You've gotten really good at talking matter-of-fact about things you aren't trustworthy authority on. How many codebases have you interacted with or have watched start from alpha to completion that totally couldn't implement mod support because it's "Too expensive"? Do you honestly believe one has to literally reinvent the wheel in order to add mod support?
you don't have to have a masters in computer science to know that if you derive 200 classes from one deprecated interface, you'll have to go back and change all of those 200 classes if you use a new interface. mod support is incredibly hard to achieve later on in development. it's not as easy as just go back and change a few lines of code so that they're public, you have to go in and add callbacks and hooks so that other assemblies can supply their own logic. it's a scale problem, and as the project grows the problem becomes bigger and bigger. i'd haul out my second edition of code complete from the closet and copy and paste the entire chapter on development costs and how scaling and scope influences it but i dont think you deserve it
Sure it's not loving easy to add modding support once the official release builds are pushed out, but considering this is basically their passion project, they have no deadlines and this is the only thing all of the developers are working on, if they waited until the last moment to start developing mod support it probably wouldn't take that long to implement. You're doing a lot of ass-pulls about a codebase you haven't done any research on and you're saying matter-of-fact statements about design philosophy you don't have any legitimate experience with. But sure, go on and keep writing paragraph upon paragraph about it like it means anything to anyone, and keep pretending you give a stuff, it's only your time that you are wasting.
i dont know why you keep mentioning codebase like cpp has some special god-tier tool that allows you to inject mod support into any system on your solution. its not even some super enigmatic field of design, it's just common sense. you build the foundation before you build a house, because you can't just lift up the house and change the foundation in post.
it took 8 years since it's launch for minecraft to get mod compatibility. Once the 1.6.X updates rolled out around, how item and block IDs were referenced and used were directly restructured so more items and blocks, and items with changing properties were easier to add, for both future updates and mod content, which by that point about four years after the game's release, already had a whole host of mod content. The first widely used third-party API, Bukkit, was released only about one and a half years after the game's first few public builds. The game never really got it's official modding API release because from what it sounded like, third party content was already filling that role sufficiently.
Bukkit isn't that good. it only solves the superficial mod conflicts when two mods reference the same class, but from there not much can be done. because callbacks dont exist in the vanilla minecraft code, two mods cannot hook into the same methods unless they're entirely additive mods (add outside content). if you wanted to make a mod that dropped two dirt items instead of one when you break a dirt block, you had to recreate the entire dirt class from scratch and use that instead of vanilla dirt.
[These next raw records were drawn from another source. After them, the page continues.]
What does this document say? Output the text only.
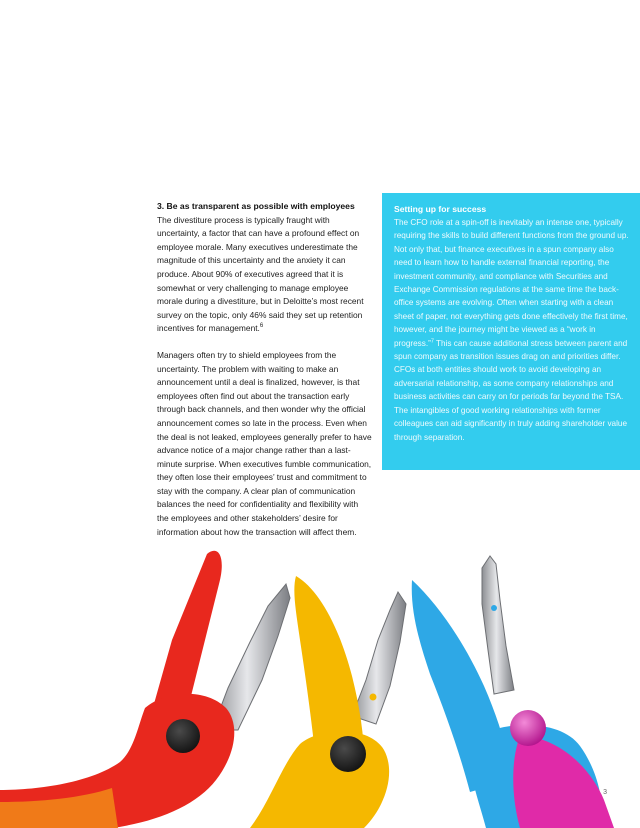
3. Be as transparent as possible with employees

The divestiture process is typically fraught with uncertainty, a factor that can have a profound effect on employee morale. Many executives underestimate the magnitude of this uncertainty and the anxiety it can produce. About 90% of executives agreed that it is somewhat or very challenging to manage employee morale during a divestiture, but in Deloitte’s most recent survey on the topic, only 46% said they set up retention incentives for management.$^6$

Managers often try to shield employees from the uncertainty. The problem with waiting to make an announcement until a deal is finalized, however, is that employees often find out about the transaction early through back channels, and then wonder why the official announcement comes so late in the process. Even when the deal is not leaked, employees generally prefer to have advance notice of a major change rather than a last-minute surprise. When executives fumble communication, they often lose their employees’ trust and commitment to stay with the company. A clear plan of communication balances the need for confidentiality and flexibility with the employees and other stakeholders’ desire for information about how the transaction will affect them.

Setting up for success

The CFO role at a spin-off is inevitably an intense one, typically requiring the skills to build different functions from the ground up. Not only that, but finance executives in a spun company also need to learn how to handle external financial reporting, the investment community, and compliance with Securities and Exchange Commission regulations at the same time the back-office systems are evolving. Often when starting with a clean sheet of paper, not everything gets done effectively the first time, however, and the journey might be viewed as a “work in progress.”$^7$ This can cause additional stress between parent and spun company as transition issues drag on and priorities differ. CFOs at both entities should work to avoid developing an adversarial relationship, as some company relationships and business activities can carry on for periods far beyond the TSA. The intangibles of good working relationships with former colleagues can aid significantly in truly adding shareholder value through separation.

3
If minecraft had actual mod support, they'd have callback interfaces that any class can publicly add their own logic on to so all mods can supply their own logic to default methods without fear of conflicting. this is something that bukkit can't really do because it requires rewriting a lot of classes from scratch. even making some kind of IModdable interface is hard because you need to expand that into IModdableBlock and then IModdableMob and then each subcategory for special methods each uses. I'm sure blocks all share their own constructor and destructor and that's a great place to add callbacks but many of the other blocks have their own logic, like doors and switches with states, or ice and mud that slow you down.
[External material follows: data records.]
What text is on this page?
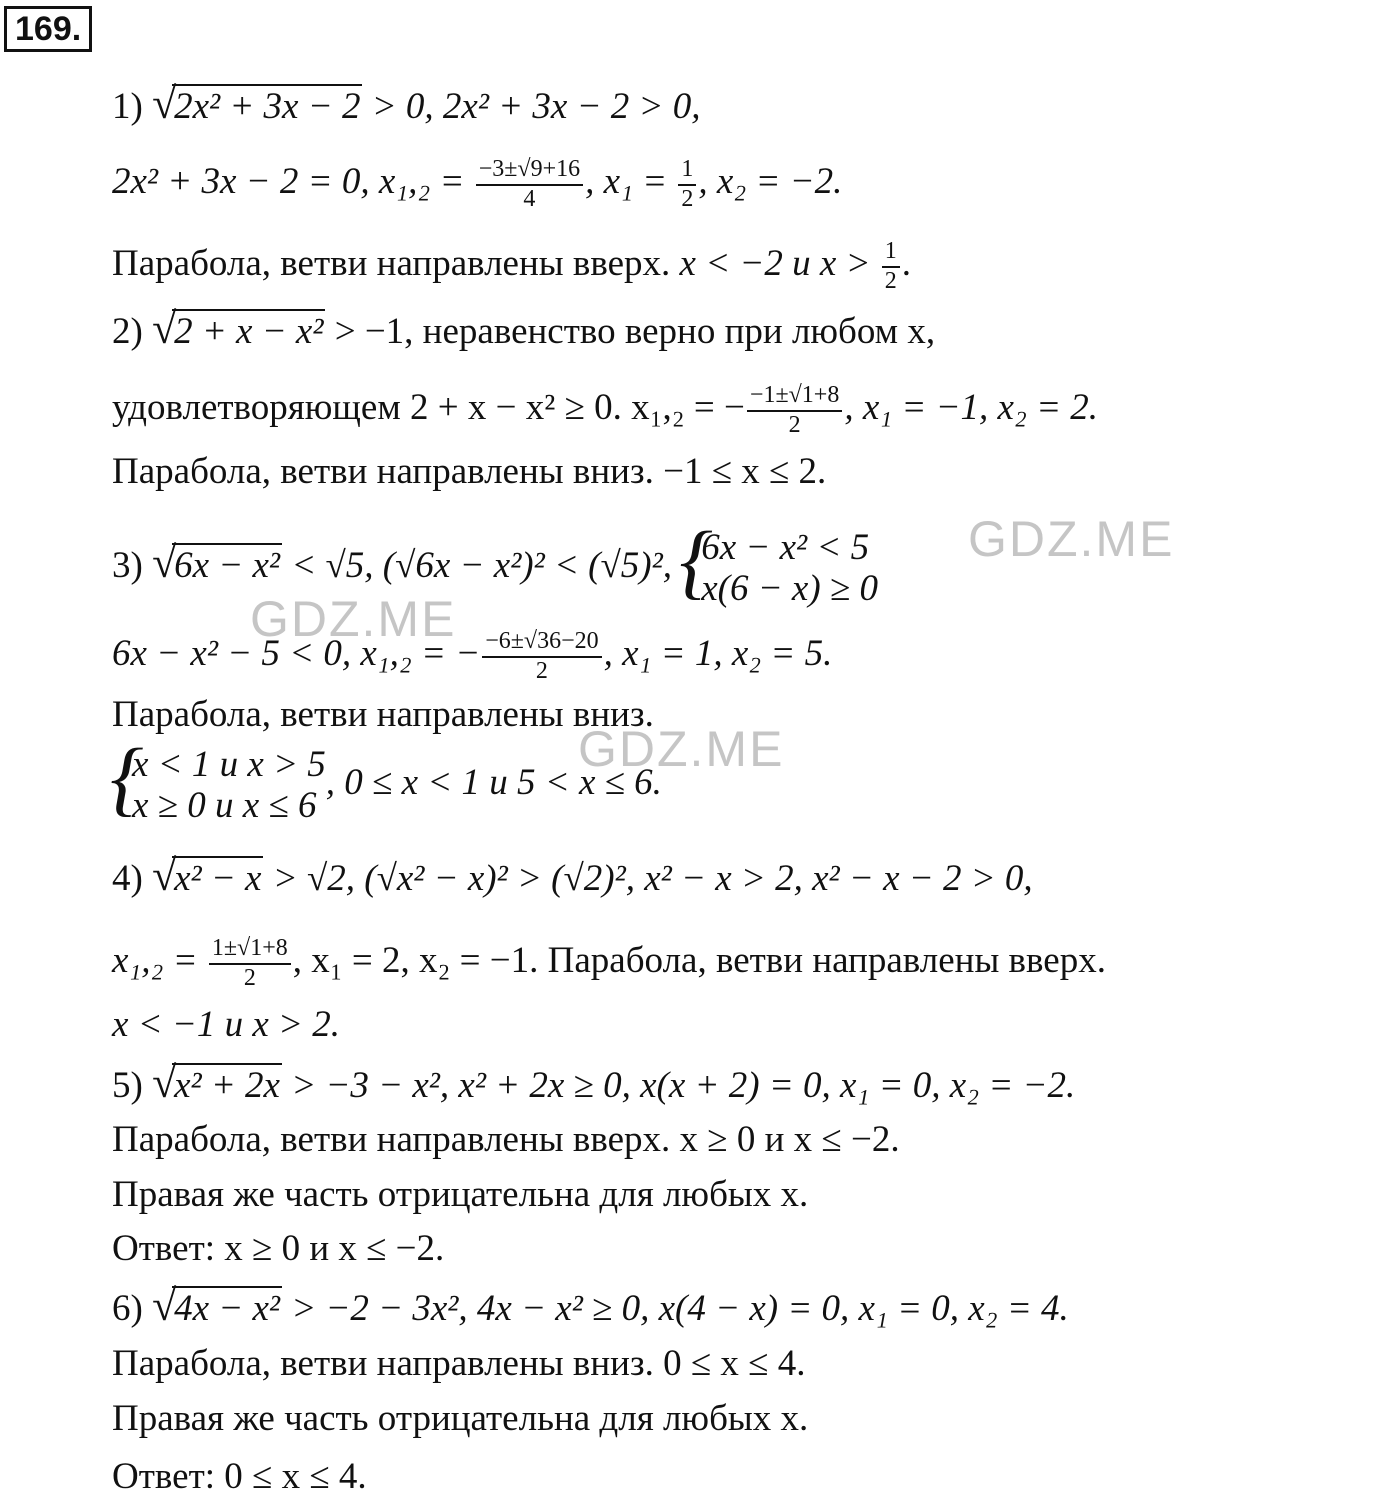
169.
1) √ 2x² + 3x − 2 > 0, 2x² + 3x − 2 > 0,
2x² + 3x − 2 = 0, $x_1,_2 = \frac{-3\pm√9+16}{4}$ , $x_1 = \frac{1}{2}$ , x₂ = −2.
Парабола, ветви направлены вверх. x < −2 и $x > \frac{1}{2}$ .
2) √ 2 + x − x² > −1, неравенство верно при любом x,
удовлетворяющем 2 + x − x² ≥ 0. x₁,₂ = − $\frac{-1\pm√1+8}{2}$ , x₁ = −1, x₂ = 2.
Парабола, ветви направлены вниз. −1 ≤ x ≤ 2.
3) √ 6x − x² < √5, (√6x − x²)² < (√5)², { 6x − x² < 5
x(6 − x) ≥ 0
6x − x² − 5 < 0, x₁,₂ = − $\frac{-6\pm√36-20}{2}$ , x₁ = 1, x₂ = 5.
Парабола, ветви направлены вниз.
{ x < 1 и x > 5
x ≥ 0 и x ≤ 6
, 0 ≤ x < 1 и 5 < x ≤ 6.
4) √ x² − x > √2, (√x² − x)² > (√2)², x² − x > 2, x² − x − 2 > 0,
$x_1,_2 = \frac{1\pm√1+8}{2}$ , x₁ = 2, x₂ = −1. Парабола, ветви направлены вверх.
x < −1 и x > 2.
5) √ x² + 2x > −3 − x², x² + 2x ≥ 0, x(x + 2) = 0, x₁ = 0, x₂ = −2.
Парабола, ветви направлены вверх. x ≥ 0 и x ≤ −2.
Правая же часть отрицательна для любых x.
Ответ: x ≥ 0 и x ≤ −2.
6) √ 4x − x² > −2 − 3x², 4x − x² ≥ 0, x(4 − x) = 0, x₁ = 0, x₂ = 4.
Парабола, ветви направлены вниз. 0 ≤ x ≤ 4.
Правая же часть отрицательна для любых x.
Ответ: 0 ≤ x ≤ 4.
GDZ.ME
GDZ.ME
GDZ.ME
Historically, mod content for unreal games required you to work with a modified unreal engine studio tailor-made to mod the game. I have no loving clue what you mean by the native blueprint and package systems aren't an actual modding system, this sounds like someone talking out of their ass would say. Arguing semantics is handicapped, but anything with modified files or user-generated content is a mod, anything that facilitates modification or creation of third party content is a "Modding system."
not only is the sdk that would come custom made for brickadia like 50 gb, but the developers still have to add their own package management in order to prevent people from just making whole builds and redistributing them as the mod itself (see: vanilla blockland). and even then its all pretty damn limited, we'd be forced to use blueprints, which suck.
i know you like to look at mod support as this hollow definition of changing a video game, but there's definitely levels to it. blockland has really good mod support because not only can you add new content to the game, you can change content that already exists. i don't know the landscape of blueprints but i'm guessing its entirely additive and you can't actually change baked content in the game. things like ammo systems on an additive mod support system are basically impossible because you wouldn't have access to firing methods of other classes.